When Rural Metro Fire Department crews arrived, a deputy told them he thought he heard children crying in the house. They rushed in to rescue the trapped victim and found a cat, covered in soot and barely alive.
The cat, 6-year-old Baby, was almost dead, and foam was coming out of her mouth. Firefighter Colin Williams pulled her out of the wreckage, and Southwest Ambulance paramedic Shane Collette got to work trying to revive her, using a pet oxygen mask to clear her lungs and get the carbon monoxide out of her system.
Pet oxygen masks are not standard equipment on ambulances. Most fire departments don’t have the resources to buy them, so they rely on the generosity of area residents to provide them.
In Baby’s case, the mask donor was a local veterinary hospital.
"Our staff, instead of doing a gift exchange, decided to pool their money and purchase these kits for the fire department," said Dr. Marc Schmidt of Johnson Ranch Animal Clinic.
Pet oxygen masks aren’t as expensive as you might think. A set of three — small, medium, and large — costs $95. Pets America, a nonprofit organization that provides educational programs for first responders and other volunteers about pet first aid and CPR, sells the kits.

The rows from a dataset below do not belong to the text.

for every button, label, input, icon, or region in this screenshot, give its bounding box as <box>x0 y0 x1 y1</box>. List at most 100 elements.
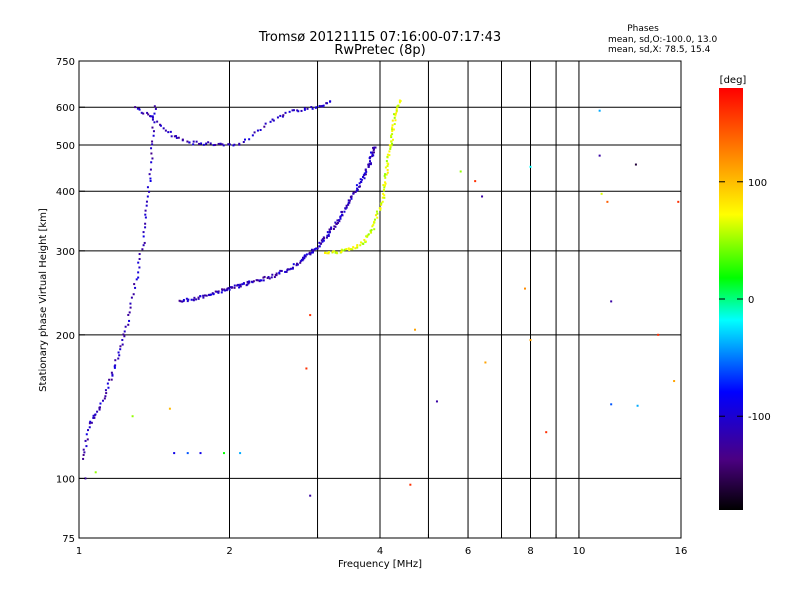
grid <box>79 61 681 538</box>
data-point <box>302 256 305 259</box>
data-point <box>142 244 145 247</box>
data-point <box>394 119 397 122</box>
data-point <box>300 258 303 261</box>
data-point <box>303 255 306 258</box>
data-point <box>371 155 374 158</box>
data-point <box>373 228 376 231</box>
data-point <box>223 452 226 455</box>
data-point <box>372 154 375 157</box>
data-point <box>87 429 90 432</box>
data-point <box>262 279 265 282</box>
data-point <box>200 142 203 145</box>
data-point <box>391 124 394 127</box>
data-point <box>151 126 154 129</box>
data-point <box>345 206 348 209</box>
data-point <box>391 128 394 131</box>
data-point <box>141 248 144 251</box>
data-point <box>300 109 303 112</box>
data-point <box>380 203 383 206</box>
data-point <box>242 282 245 285</box>
data-point <box>153 105 156 108</box>
data-point <box>381 200 384 203</box>
data-point <box>344 248 347 251</box>
data-point <box>362 242 365 245</box>
data-point <box>369 229 372 232</box>
data-point <box>384 173 387 176</box>
data-point <box>195 298 198 301</box>
data-point <box>202 296 205 299</box>
data-point <box>251 134 254 137</box>
stats-heading: Phases <box>627 24 659 34</box>
data-point <box>149 115 152 118</box>
data-point <box>82 448 85 451</box>
data-point <box>154 107 157 110</box>
data-point <box>355 184 358 187</box>
data-point <box>263 275 266 278</box>
data-point <box>181 300 184 303</box>
data-point <box>173 135 176 138</box>
data-point <box>288 268 291 271</box>
data-point <box>197 296 200 299</box>
data-point <box>133 283 136 286</box>
data-point <box>259 279 262 282</box>
data-point <box>151 143 154 146</box>
data-point <box>363 177 366 180</box>
data-point <box>150 161 153 164</box>
data-point <box>598 154 601 157</box>
data-point <box>372 151 375 154</box>
data-point <box>224 289 227 292</box>
data-point <box>312 249 315 252</box>
data-point <box>359 178 362 181</box>
data-point <box>148 190 151 193</box>
data-point <box>242 141 245 144</box>
data-point <box>92 414 95 417</box>
data-point <box>203 294 206 297</box>
data-point <box>162 127 165 130</box>
data-point <box>130 296 133 299</box>
data-point <box>182 300 185 303</box>
data-point <box>388 150 391 153</box>
data-point <box>131 415 134 418</box>
data-point <box>151 116 154 119</box>
data-point <box>369 162 372 165</box>
data-point <box>303 257 306 260</box>
data-point <box>610 403 613 406</box>
data-point <box>598 109 601 112</box>
data-point <box>187 298 190 301</box>
data-point <box>340 250 343 253</box>
data-point <box>311 107 314 110</box>
data-point <box>101 399 104 402</box>
data-point <box>351 248 354 251</box>
data-point <box>290 267 293 270</box>
data-point <box>364 240 367 243</box>
data-point <box>110 378 113 381</box>
data-point <box>320 242 323 245</box>
data-point <box>106 382 109 385</box>
data-point <box>148 173 151 176</box>
data-point <box>146 186 149 189</box>
data-point <box>322 104 325 107</box>
data-point <box>323 251 326 254</box>
data-point <box>365 170 368 173</box>
x-tick-label: 6 <box>465 546 471 557</box>
data-point <box>320 239 323 242</box>
data-point <box>94 413 97 416</box>
data-point <box>336 221 339 224</box>
data-point <box>355 189 358 192</box>
y-axis-label: Stationary phase Virtual Height [km] <box>38 208 49 392</box>
data-point <box>88 426 91 429</box>
data-point <box>197 297 200 300</box>
data-point <box>276 116 279 119</box>
data-point <box>367 233 370 236</box>
data-point <box>214 143 217 146</box>
data-point <box>435 400 438 403</box>
data-point <box>153 121 156 124</box>
colorbar-tick-label: 100 <box>748 178 767 189</box>
data-point <box>302 258 305 261</box>
data-point <box>610 300 613 303</box>
data-point <box>144 216 147 219</box>
data-point <box>326 234 329 237</box>
y-tick-label: 500 <box>56 141 75 152</box>
data-point <box>281 115 284 118</box>
data-point <box>270 276 273 279</box>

I strongly encourage anyone in any town to take up a collection to buy pet oxygen masks for their local fire departments. A number of groups have done this in my home state of Maine, and quite a few animals’ lives have been saved as a result. In fact, I might just order a set myself and send it to my local fire department. If $95 could save three pets’ lives, it’s well worth it!